Le réel est un fantôme

La force du film réside aussi dans son traitement de la question des traditions : l’on y voit l’ambivalence entre l’oppression que ces traditions représentent pour certaines femmes dans le film, mais aussi la force onirique que les djinns — ces créatures et esprits qui influencent le vivant — portent dans le récit. Le politique se mêle au fantastique, le réel au surréel, l’amour à la brutalité ; Atlantique est une œuvre puissante qui nous trouble dans notre interprétation et ce sont ces multiples dimensions qui l’étoffent.

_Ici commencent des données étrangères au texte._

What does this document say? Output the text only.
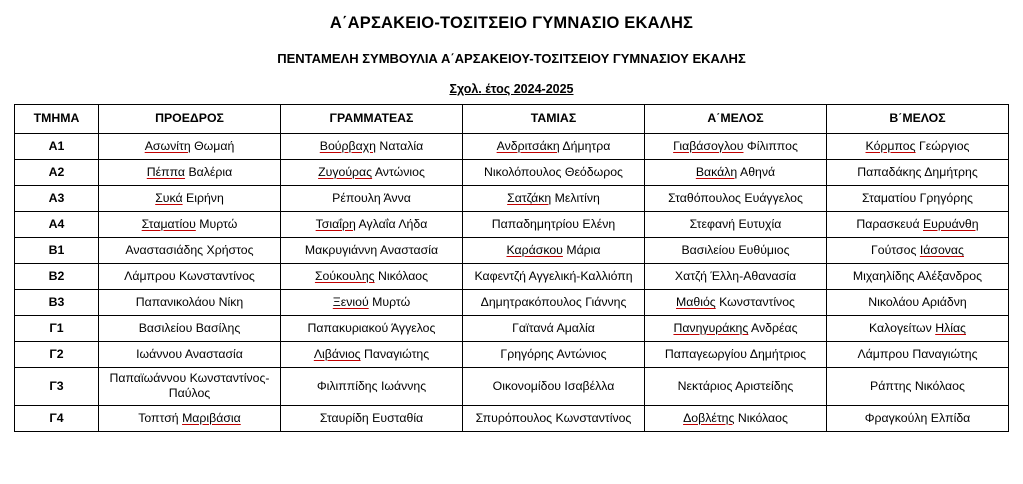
Α΄ΑΡΣΑΚΕΙΟ-ΤΟΣΙΤΣΕΙΟ ΓΥΜΝΑΣΙΟ ΕΚΑΛΗΣ
ΠΕΝΤΑΜΕΛΗ ΣΥΜΒΟΥΛΙΑ Α΄ΑΡΣΑΚΕΙΟΥ-ΤΟΣΙΤΣΕΙΟΥ ΓΥΜΝΑΣΙΟΥ ΕΚΑΛΗΣ
Σχολ. έτος 2024-2025
ΤΜΗΜΑ	ΠΡΟΕΔΡΟΣ	ΓΡΑΜΜΑΤΕΑΣ	ΤΑΜΙΑΣ	Α΄ΜΕΛΟΣ	Β΄ΜΕΛΟΣ
Α1	Ασωνίτη Θωμαή	Βούρβαχη Ναταλία	Ανδριτσάκη Δήμητρα	Γιαβάσογλου Φίλιππος	Κόρμπος Γεώργιος
Α2	Πέππα Βαλέρια	Ζυγούρας Αντώνιος	Νικολόπουλος Θεόδωρος	Βακάλη Αθηνά	Παπαδάκης Δημήτρης
Α3	Συκά Ειρήνη	Ρέπουλη Άννα	Σατζάκη Μελιτίνη	Σταθόπουλος Ευάγγελος	Σταματίου Γρηγόρης
Α4	Σταματίου Μυρτώ	Τσιαΐρη Αγλαΐα Λήδα	Παπαδημητρίου Ελένη	Στεφανή Ευτυχία	Παρασκευά Ευρυάνθη
Β1	Αναστασιάδης Χρήστος	Μακρυγιάννη Αναστασία	Καράσκου Μάρια	Βασιλείου Ευθύμιος	Γούτσος Ιάσονας
Β2	Λάμπρου Κωνσταντίνος	Σούκουλης Νικόλαος	Καφεντζή Αγγελική-Καλλιόπη	Χατζή Έλλη-Αθανασία	Μιχαηλίδης Αλέξανδρος
Β3	Παπανικολάου Νίκη	Ξενιού Μυρτώ	Δημητρακόπουλος Γιάννης	Μαθιός Κωνσταντίνος	Νικολάου Αριάδνη
Γ1	Βασιλείου Βασίλης	Παπακυριακού Άγγελος	Γαϊτανά Αμαλία	Πανηγυράκης Ανδρέας	Καλογείτων Ηλίας
Γ2	Ιωάννου Αναστασία	Λιβάνιος Παναγιώτης	Γρηγόρης Αντώνιος	Παπαγεωργίου Δημήτριος	Λάμπρου Παναγιώτης
Γ3	Παπαϊωάννου Κωνσταντίνος-Παύλος	Φιλιππίδης Ιωάννης	Οικονομίδου Ισαβέλλα	Νεκτάριος Αριστείδης	Ράπτης Νικόλαος
Γ4	Τοπτσή Μαριβάσια	Σταυρίδη Ευσταθία	Σπυρόπουλος Κωνσταντίνος	Δοβλέτης Νικόλαος	Φραγκούλη Ελπίδα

Ce résultat, presque extraterrestre, est aussi dû à la beauté des images et à une musique flottante qui envoûtent le·la spectateur·rice, le·la tenant en haleine même dans ses moments les plus contemplatifs. Diop parvient à créer cette intimité avec celles et ceux qui regardent, servant majestueusement son propos. Voir Atlantique peut ainsi permettre de déplacer son regard sur l’émigration socioéconomique. Le film, proposant une histoire alternative, mais tout aussi nécessaire, représente ce qui se passe dans le lieu de départ, ce qui s’y perd, ce qui s’y vit. La réalisatrice et co-scénariste réfute l’oubli de la violence noyée et donne le plein pouvoir à ses fantômes, permettant enfin d’écouter les morts plutôt que ceux et celles qui nous parlent pour eux.